Easy, Scalable, Fault-Tolerant Stream Processing with Structured Streaming in Apache Spark

Slides PDF Video

Last year, in Apache Spark 2.0, Databricks introduced Structured Streaming, a new stream processing engine built on Spark SQL, which revolutionized how developers could write stream processing application. Structured Streaming enables users to express their computations the same way they would express a batch query on static data. Developers can express queries using powerful high-level APIs including DataFrames, Dataset and SQL. Then, the Spark SQL engine is capable of converting these batch-like transformations into an incremental execution plan that can process streaming data, while automatically handling late, out-of-order data and ensuring end-to-end exactly-once fault-tolerance guarantees.

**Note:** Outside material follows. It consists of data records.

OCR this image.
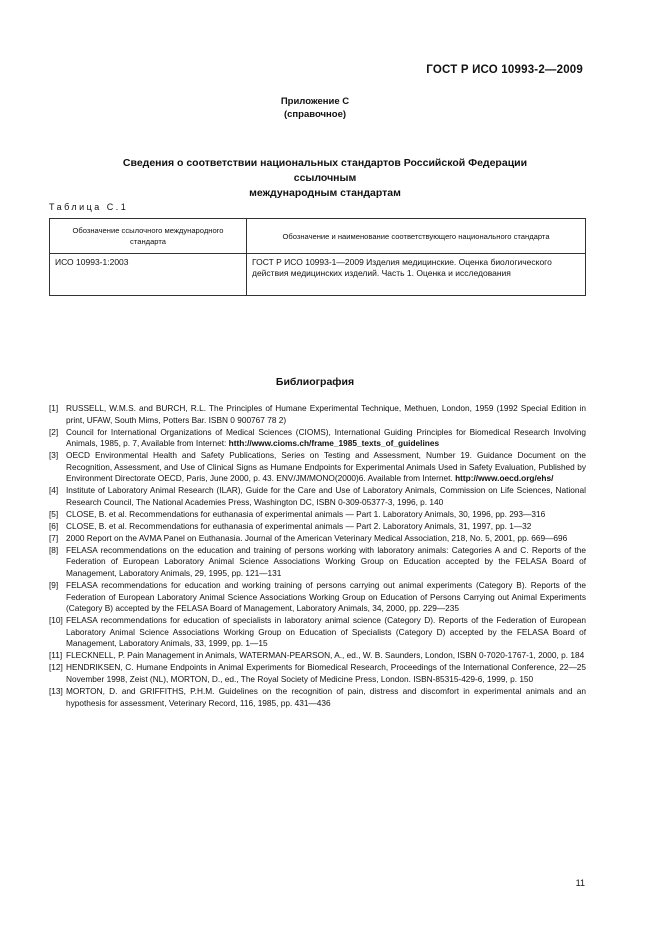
ГОСТ Р ИСО 10993-2—2009
Приложение С
(справочное)
Сведения о соответствии национальных стандартов Российской Федерации ссылочным
международным стандартам
Таблица С.1
Обозначение ссылочного международного стандарта	Обозначение и наименование соответствующего национального стандарта
ИСО 10993-1:2003	ГОСТ Р ИСО 10993-1—2009 Изделия медицинские. Оценка биологического действия медицинских изделий. Часть 1. Оценка и исследования
Библиография
[1] RUSSELL, W.M.S. and BURCH, R.L. The Principles of Humane Experimental Technique, Methuen, London, 1959 (1992 Special Edition in print, UFAW, South Mims, Potters Bar. ISBN 0 900767 78 2)
[2] Council for International Organizations of Medical Sciences (CIOMS), International Guiding Principles for Biomedical Research Involving Animals, 1985, p. 7, Available from Internet: htth://www.cioms.ch/frame_1985_texts_of_guidelines
[3] OECD Environmental Health and Safety Publications, Series on Testing and Assessment, Number 19. Guidance Document on the Recognition, Assessment, and Use of Clinical Signs as Humane Endpoints for Experimental Animals Used in Safety Evaluation, Published by Environment Directorate OECD, Paris, June 2000, p. 43. ENV/JM/MONO(2000)6. Available from Internet. http://www.oecd.org/ehs/
[4] Institute of Laboratory Animal Research (ILAR), Guide for the Care and Use of Laboratory Animals, Commission on Life Sciences, National Research Council, The National Academies Press, Washington DC, ISBN 0-309-05377-3, 1996, p. 140
[5] CLOSE, B. et al. Recommendations for euthanasia of experimental animals — Part 1. Laboratory Animals, 30, 1996, pp. 293—316
[6] CLOSE, B. et al. Recommendations for euthanasia of experimental animals — Part 2. Laboratory Animals, 31, 1997, pp. 1—32
[7] 2000 Report on the AVMA Panel on Euthanasia. Journal of the American Veterinary Medical Association, 218, No. 5, 2001, pp. 669—696
[8] FELASA recommendations on the education and training of persons working with laboratory animals: Categories A and C. Reports of the Federation of European Laboratory Animal Science Associations Working Group on Education accepted by the FELASA Board of Management, Laboratory Animals, 29, 1995, pp. 121—131
[9] FELASA recommendations for education and working training of persons carrying out animal experiments (Category B). Reports of the Federation of European Laboratory Animal Science Associations Working Group on Education of Persons Carrying out Animal Experiments (Category B) accepted by the FELASA Board of Management, Laboratory Animals, 34, 2000, pp. 229—235
[10] FELASA recommendations for education of specialists in laboratory animal science (Category D). Reports of the Federation of European Laboratory Animal Science Associations Working Group on Education of Specialists (Category D) accepted by the FELASA Board of Management, Laboratory Animals, 33, 1999, pp. 1—15
[11] FLECKNELL, P. Pain Management in Animals, WATERMAN-PEARSON, A., ed., W. B. Saunders, London, ISBN 0-7020-1767-1, 2000, p. 184
[12] HENDRIKSEN, C. Humane Endpoints in Animal Experiments for Biomedical Research, Proceedings of the International Conference, 22—25 November 1998, Zeist (NL), MORTON, D., ed., The Royal Society of Medicine Press, London. ISBN-85315-429-6, 1999, p. 150
[13] MORTON, D. and GRIFFITHS, P.H.M. Guidelines on the recognition of pain, distress and discomfort in experimental animals and an hypothesis for assessment, Veterinary Record, 116, 1985, pp. 431—436
11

Since Spark 2.0, Databricks has been hard at work building first-class integration with Kafka. With this new connectivity, performing complex, low-latency analytics is now as easy as writing a standard SQL query. This functionality, in addition to the existing connectivity of Spark SQL, makes it easy to analyze data using one unified framework. Users can now seamlessly extract insights from data, independent of whether it is coming from messy / unstructured files, a structured / columnar historical data warehouse, or arriving in real-time from Kafka/Kinesis.

In this session, Das will walk through a concrete example where – in less than 10 lines – you read Kafka, parse JSON payload data into separate columns, transform it, enrich it by joining with static data and write it out as a table ready for batch and ad-hoc queries on up-to-the-last-minute data. He’ll use techniques including event-time based aggregations, arbitrary stateful operations, and automatic state management using event-time watermarks.

Session hashtag: #SFdev4

Michael Armbrust, Software Engineer at Databricks

About Michael

Michael Armbrust is the lead developer of the Spark SQL project at Databricks. He received his PhD from UC Berkeley in 2013, and was advised by Michael Franklin, David Patterson, and Armando Fox. His thesis focused on building systems that allow developers to rapidly build scalable interactive applications, and specifically defined the notion of scale independence. His interests broadly include distributed systems, large-scale structured storage and query optimization. He was the 2011 recipient of the Sevin Rosen Award for Innovation.

Tathagata Das, Software Engineer at Databricks

About Tathagata

Tathagata Das is an Apache Spark Committer and a member of the PMC. He’s the lead developer behind Spark Streaming, and is currently employed at Databricks. Before Databricks, you could find him at the AMPLab of UC Berkeley, researching about datacenter frameworks and networks with professors Scott Shenker and Ion Stoica.